Technical Architecture
OpenHEXA is a data integration platform composed of a series of components:
- The OpenHEXA application, usually called
openhexa-appfor historical reasons, a Python/Django application providing a GraphQL API, a data pipelines' orchestration engine, user management capabilities and a NextJS frontend - The OpenHEXA notebooks environment (see
openhexa-notebooks), a heavily customized JupyterHub/JupyterLab setup running the same image as the pipelines environment
In terms of data storage, we have to make a distinction between:
- Application data storage, which resides in a PostgreSQL database
- Workspace storage or user storage (see User manual for more information about workspaces), which is stored either in PosgtreSQL databases or in Object Storage buckets (Google Cloud Storage, AWS S3 or Minio)

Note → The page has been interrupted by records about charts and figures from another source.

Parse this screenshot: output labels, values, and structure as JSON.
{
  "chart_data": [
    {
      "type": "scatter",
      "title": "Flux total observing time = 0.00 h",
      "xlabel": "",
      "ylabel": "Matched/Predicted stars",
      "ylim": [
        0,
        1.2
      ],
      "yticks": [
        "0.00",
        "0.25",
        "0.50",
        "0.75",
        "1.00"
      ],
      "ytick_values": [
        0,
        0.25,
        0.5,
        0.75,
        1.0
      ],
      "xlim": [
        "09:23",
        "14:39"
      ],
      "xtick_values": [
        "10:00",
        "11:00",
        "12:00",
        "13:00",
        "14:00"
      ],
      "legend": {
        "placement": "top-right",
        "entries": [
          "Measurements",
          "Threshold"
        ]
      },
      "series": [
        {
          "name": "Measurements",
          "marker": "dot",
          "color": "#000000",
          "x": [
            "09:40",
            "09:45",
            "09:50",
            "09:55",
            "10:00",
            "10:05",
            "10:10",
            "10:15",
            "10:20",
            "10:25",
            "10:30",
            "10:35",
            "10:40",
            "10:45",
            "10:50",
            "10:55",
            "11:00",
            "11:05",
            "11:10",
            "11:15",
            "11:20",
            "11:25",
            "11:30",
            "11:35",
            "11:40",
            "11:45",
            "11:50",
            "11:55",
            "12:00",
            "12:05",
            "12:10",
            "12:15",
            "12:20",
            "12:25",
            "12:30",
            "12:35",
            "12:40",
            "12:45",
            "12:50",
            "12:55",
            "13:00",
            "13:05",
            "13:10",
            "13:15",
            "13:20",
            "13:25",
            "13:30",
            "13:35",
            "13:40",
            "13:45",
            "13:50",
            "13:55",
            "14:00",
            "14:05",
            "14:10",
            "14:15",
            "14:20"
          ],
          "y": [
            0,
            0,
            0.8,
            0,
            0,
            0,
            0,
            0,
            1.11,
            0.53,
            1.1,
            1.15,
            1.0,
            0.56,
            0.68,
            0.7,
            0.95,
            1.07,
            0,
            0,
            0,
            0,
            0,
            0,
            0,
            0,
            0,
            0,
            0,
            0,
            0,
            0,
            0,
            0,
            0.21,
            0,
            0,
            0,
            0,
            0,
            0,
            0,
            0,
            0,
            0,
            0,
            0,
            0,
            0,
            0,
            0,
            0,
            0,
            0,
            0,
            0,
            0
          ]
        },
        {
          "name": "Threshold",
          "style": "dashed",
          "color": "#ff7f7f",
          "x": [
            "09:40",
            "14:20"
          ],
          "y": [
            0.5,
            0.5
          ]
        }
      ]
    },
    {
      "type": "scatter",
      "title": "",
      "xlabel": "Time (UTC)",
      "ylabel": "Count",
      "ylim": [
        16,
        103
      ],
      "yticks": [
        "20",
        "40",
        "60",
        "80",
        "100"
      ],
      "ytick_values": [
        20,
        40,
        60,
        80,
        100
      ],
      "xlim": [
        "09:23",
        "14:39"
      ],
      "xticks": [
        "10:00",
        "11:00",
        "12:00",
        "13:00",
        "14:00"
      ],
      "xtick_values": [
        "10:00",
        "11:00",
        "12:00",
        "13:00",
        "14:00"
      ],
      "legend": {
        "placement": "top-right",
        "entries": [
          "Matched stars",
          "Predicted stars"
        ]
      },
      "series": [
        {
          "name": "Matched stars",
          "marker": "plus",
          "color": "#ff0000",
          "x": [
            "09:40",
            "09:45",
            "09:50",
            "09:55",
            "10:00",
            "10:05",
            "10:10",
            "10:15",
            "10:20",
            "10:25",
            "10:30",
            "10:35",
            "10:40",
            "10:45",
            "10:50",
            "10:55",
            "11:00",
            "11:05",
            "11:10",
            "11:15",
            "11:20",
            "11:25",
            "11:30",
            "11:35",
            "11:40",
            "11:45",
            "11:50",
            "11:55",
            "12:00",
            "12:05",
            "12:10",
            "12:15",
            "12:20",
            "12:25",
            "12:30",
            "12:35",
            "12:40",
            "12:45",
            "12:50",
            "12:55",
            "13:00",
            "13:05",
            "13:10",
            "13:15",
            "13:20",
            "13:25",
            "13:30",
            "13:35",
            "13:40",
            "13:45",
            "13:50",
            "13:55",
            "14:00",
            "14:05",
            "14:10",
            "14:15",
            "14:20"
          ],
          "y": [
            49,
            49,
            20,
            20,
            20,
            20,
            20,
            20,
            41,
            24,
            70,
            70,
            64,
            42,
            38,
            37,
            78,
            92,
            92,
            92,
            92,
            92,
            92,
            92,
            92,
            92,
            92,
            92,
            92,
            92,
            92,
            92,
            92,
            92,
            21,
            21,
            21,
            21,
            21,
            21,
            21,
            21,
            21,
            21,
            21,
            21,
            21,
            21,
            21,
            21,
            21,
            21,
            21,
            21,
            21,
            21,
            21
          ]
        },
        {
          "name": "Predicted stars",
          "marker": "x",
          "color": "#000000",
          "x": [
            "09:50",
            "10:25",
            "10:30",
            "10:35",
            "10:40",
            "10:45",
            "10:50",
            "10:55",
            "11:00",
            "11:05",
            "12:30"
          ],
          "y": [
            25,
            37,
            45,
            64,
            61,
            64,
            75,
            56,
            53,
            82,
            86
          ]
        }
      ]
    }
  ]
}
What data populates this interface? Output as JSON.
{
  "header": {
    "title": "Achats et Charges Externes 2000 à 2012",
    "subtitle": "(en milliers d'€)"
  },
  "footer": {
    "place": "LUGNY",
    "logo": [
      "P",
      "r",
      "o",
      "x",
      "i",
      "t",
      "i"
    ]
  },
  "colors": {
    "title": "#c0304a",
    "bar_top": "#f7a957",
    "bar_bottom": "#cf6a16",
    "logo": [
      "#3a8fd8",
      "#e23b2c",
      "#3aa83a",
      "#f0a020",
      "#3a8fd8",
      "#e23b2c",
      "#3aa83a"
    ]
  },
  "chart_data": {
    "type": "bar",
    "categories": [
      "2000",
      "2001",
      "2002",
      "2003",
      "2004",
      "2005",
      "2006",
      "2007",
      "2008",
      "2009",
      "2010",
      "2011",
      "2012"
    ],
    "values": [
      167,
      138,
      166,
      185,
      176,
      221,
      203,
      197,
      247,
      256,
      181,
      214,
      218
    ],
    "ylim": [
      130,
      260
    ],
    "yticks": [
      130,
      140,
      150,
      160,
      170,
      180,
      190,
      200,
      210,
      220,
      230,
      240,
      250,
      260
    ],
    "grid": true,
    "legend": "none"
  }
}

When running code using Jupyter notebooks or OpenHEXA data pipelines, technical users can leverage the OpenHEXA Python SDK to interact with the OpenHEXA backend (see openhexa-sdk-python).
Notebooks and data pipelines typically run in containers using one of our Docker images (see openhexa-docker-images) or a custom one set by workspace.
The whole OpenHEXA stack is meant to be deployed in a Kubernetes cluster, so that notebooks and pipelines run in isolated environments and leverage the auto-scaling capabilities offered by Kubernetes.